她努力让自己的表情不显得那么震惊,但是她真不记得自己在应州的时候,冉韬有提过类似的话题。
冉韬的神情稍稍柔和了下去,“见到小娘子的时候。”
他没想到会在应州见到小娘子,他还以为要过些年,整兵南下的时候。不,也或许是去路州抢亲也说不定。
杨嫣:?!
她觉得情况有点不对。这好像不是她一开始以为的纯粹见.色起意的身体关系。

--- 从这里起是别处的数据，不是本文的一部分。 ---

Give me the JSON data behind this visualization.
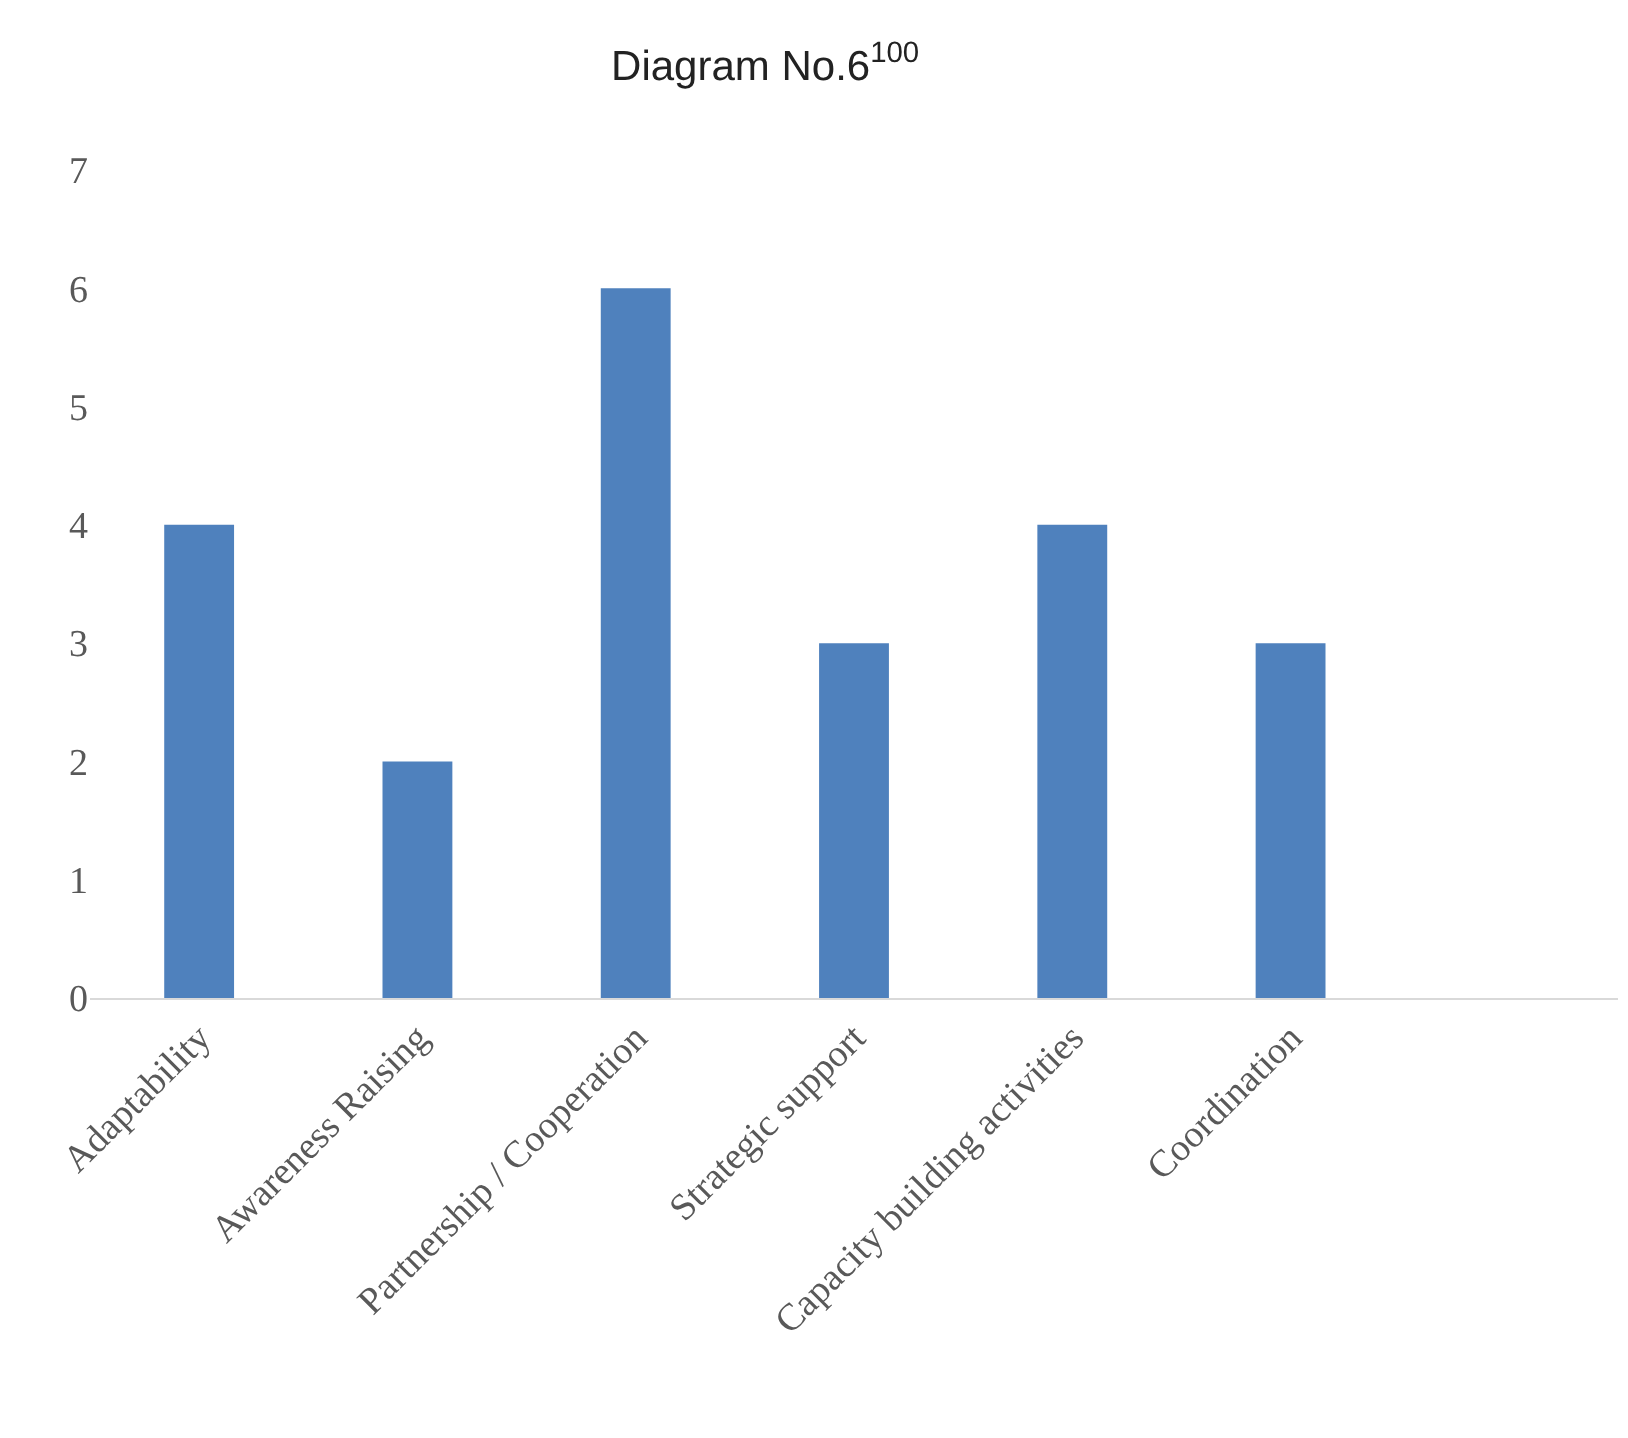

想想她一直以来的待遇,好像也没有哪种“见.色起意”是她这种的。
杨嫣不太确定地想,冉韬真的是想娶她啊?
她迟疑着试探:“我以前对你不太好,你还记得吗?我、我打过你……就是第一次见面的时候,我用鞭子抽你了。”
冉韬转头看过来。
杨嫣又是心虚又是怂,下意识躲闪了一下,但是还是努力地看回去。
冉韬不太确定地问:“嫣嫣、你是想再试试?”
杨嫣:?
冉韬说着,摩挲了腰侧的鞭柄。
杨嫣的视线也跟着落过去,冉韬注意到了这一点,解释:“湘乌是我惯用的,太沉了、有些压手,容易伤着手腕。你要是用的话,我给你换一条?”
杨嫣:“……”
她连连摇头,心虚气短道:“不用。我不用。”
为什么话题走向会变成这样?!
幸而冉韬没再说什么,而是笑着抱了抱人,让人侧坐到自己的腿上来,贴着脸蹭了蹭问:“怎么突然想起这些事了?”
杨嫣:反思一下自己过去的罪行。
她支吾了一下,没敢说出来。
但是冉韬好像不在意的样子,只是问了这么一句,也没非要什么答案,看起来心情好像还不错。
杨嫣见他这样子,又支楞了不少,她接着,“你在应州的时候,问我那个玉铃铛。你还记得吧?那天我不小心把你推进水池里去了……”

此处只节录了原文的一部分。